By Stephen T. Sinatra, M.D., F.A.C.C., F.A.C.N., C.N.S., C.B.T.
A Finnish study
has found an association between favorable psychosocial factors in youth and cardiovascular health in adulthood. The researchers said their findings were “dose-responsive,” meaning that the more favorable experiences that youngsters have, the better their cardiovascular health in adulthood. Psychosocial factors were described as parental health behaviors, stressful events, self-regulation and social adjustment of the child, as well as socioeconomic and emotional factors.
The purpose of the study, published in a 2015 issue of the journal Circulation,was to examine whether the accumulation of psychosocial factors might positively influence the development of healthy cardiovascular outcomes for which there has been little research. To accomplish this, the researchers randomly selected 477 men and 612 women and analyzed health questionnaires they filled out in 2007 as adults, and those filled out by their parents in 1980.
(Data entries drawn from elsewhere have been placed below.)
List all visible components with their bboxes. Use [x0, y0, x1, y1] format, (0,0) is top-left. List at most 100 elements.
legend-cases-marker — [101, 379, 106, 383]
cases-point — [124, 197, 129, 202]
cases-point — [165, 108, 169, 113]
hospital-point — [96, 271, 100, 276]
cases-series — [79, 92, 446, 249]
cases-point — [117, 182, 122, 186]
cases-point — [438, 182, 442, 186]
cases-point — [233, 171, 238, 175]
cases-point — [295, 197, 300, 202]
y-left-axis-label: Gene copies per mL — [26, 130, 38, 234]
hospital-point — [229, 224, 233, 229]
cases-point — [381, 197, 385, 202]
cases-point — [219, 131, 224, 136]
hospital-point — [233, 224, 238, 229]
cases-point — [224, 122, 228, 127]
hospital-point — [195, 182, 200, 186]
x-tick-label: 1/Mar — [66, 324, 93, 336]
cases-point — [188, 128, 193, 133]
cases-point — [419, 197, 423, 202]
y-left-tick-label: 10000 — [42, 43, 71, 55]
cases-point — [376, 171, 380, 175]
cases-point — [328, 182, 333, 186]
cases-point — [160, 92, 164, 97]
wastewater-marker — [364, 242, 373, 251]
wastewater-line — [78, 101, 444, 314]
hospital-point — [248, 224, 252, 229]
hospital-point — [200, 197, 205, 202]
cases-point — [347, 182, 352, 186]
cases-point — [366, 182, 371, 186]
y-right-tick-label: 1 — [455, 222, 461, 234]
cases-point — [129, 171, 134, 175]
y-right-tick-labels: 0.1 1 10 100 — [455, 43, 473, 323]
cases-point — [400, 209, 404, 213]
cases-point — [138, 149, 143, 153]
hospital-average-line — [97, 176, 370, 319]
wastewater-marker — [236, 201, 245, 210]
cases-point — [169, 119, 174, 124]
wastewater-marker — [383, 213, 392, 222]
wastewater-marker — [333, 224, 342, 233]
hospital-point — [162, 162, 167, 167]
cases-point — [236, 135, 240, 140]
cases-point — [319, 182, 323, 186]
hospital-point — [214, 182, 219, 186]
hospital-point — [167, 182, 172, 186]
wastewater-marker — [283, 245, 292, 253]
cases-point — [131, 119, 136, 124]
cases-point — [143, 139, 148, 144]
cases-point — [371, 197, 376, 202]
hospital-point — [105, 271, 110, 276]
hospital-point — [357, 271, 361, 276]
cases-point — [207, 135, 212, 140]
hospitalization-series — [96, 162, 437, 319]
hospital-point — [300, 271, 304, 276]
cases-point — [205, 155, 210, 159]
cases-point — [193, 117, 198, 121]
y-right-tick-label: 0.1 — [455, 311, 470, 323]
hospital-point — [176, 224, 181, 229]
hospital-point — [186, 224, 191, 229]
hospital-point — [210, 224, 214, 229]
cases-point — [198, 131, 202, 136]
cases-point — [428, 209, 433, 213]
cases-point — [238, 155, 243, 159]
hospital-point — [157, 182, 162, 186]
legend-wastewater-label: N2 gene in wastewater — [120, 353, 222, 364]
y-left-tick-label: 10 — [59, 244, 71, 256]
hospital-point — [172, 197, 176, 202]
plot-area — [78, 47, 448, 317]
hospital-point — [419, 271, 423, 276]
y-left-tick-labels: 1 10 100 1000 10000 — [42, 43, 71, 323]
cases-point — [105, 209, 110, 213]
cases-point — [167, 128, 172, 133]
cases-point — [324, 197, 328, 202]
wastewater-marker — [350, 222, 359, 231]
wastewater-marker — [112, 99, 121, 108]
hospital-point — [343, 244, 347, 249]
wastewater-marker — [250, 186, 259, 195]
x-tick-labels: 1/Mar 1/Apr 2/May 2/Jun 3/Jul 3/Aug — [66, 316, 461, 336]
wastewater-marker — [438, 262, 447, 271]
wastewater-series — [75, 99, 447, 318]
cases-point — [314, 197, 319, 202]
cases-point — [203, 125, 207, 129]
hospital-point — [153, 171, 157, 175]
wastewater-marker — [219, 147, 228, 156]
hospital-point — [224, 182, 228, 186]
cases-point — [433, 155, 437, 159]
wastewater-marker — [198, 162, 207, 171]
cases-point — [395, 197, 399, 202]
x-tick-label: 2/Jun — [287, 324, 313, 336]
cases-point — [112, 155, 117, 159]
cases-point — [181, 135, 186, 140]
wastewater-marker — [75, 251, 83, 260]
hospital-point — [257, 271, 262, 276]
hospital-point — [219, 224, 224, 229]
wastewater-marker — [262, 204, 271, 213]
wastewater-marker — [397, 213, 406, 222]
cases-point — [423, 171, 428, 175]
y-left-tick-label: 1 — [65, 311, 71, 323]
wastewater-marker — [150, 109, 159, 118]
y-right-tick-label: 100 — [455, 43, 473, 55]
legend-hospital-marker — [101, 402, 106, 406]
Looking at experiences in childhood is instructive because, as is well known, cardiovascular diseases are rooted in early life when social determinants of adult health start accumulating. In my clinical experience I often treated the adult fallout from stressful and negative experiences that began piling up in youth. As I wrote in my 1998 book, Heartbreak & Heart Disease
, “it is the repressed experience of early childhood heartbreak that sets the stage for heart disease” and also leads “to an inability to open the heart to loving connections.”
What This Means to You:
A dysfunctional childhood beset with experiences such as abuse, divorce and loss of a parent, and lack of parental giving and love can lead to a domino effect of disturbed breathing patterns
, thickening of the blood, a postural rigidity we call “armoring of the chest,” and fear to receive and give love. Stress, in other words, can trigger emotional problems and impair critical coronary blood flow to the heart in the future. Such are the common origins of heart disease
that cardiologists treat.
Obviously, positive experiences on the home front are vital for healthy emotional and physical development. This is where healthy parenting bears fruit, both immediately and years later. As I wrote in my book, “the family unit is one in which a child gets encouragement to explore who he or she is within safe and appropriate boundaries. They are guided and supported…cherished and nurtured.” Such familial “treatment” is one overlooked factor that can prevent the need for medical treatment in adulthood.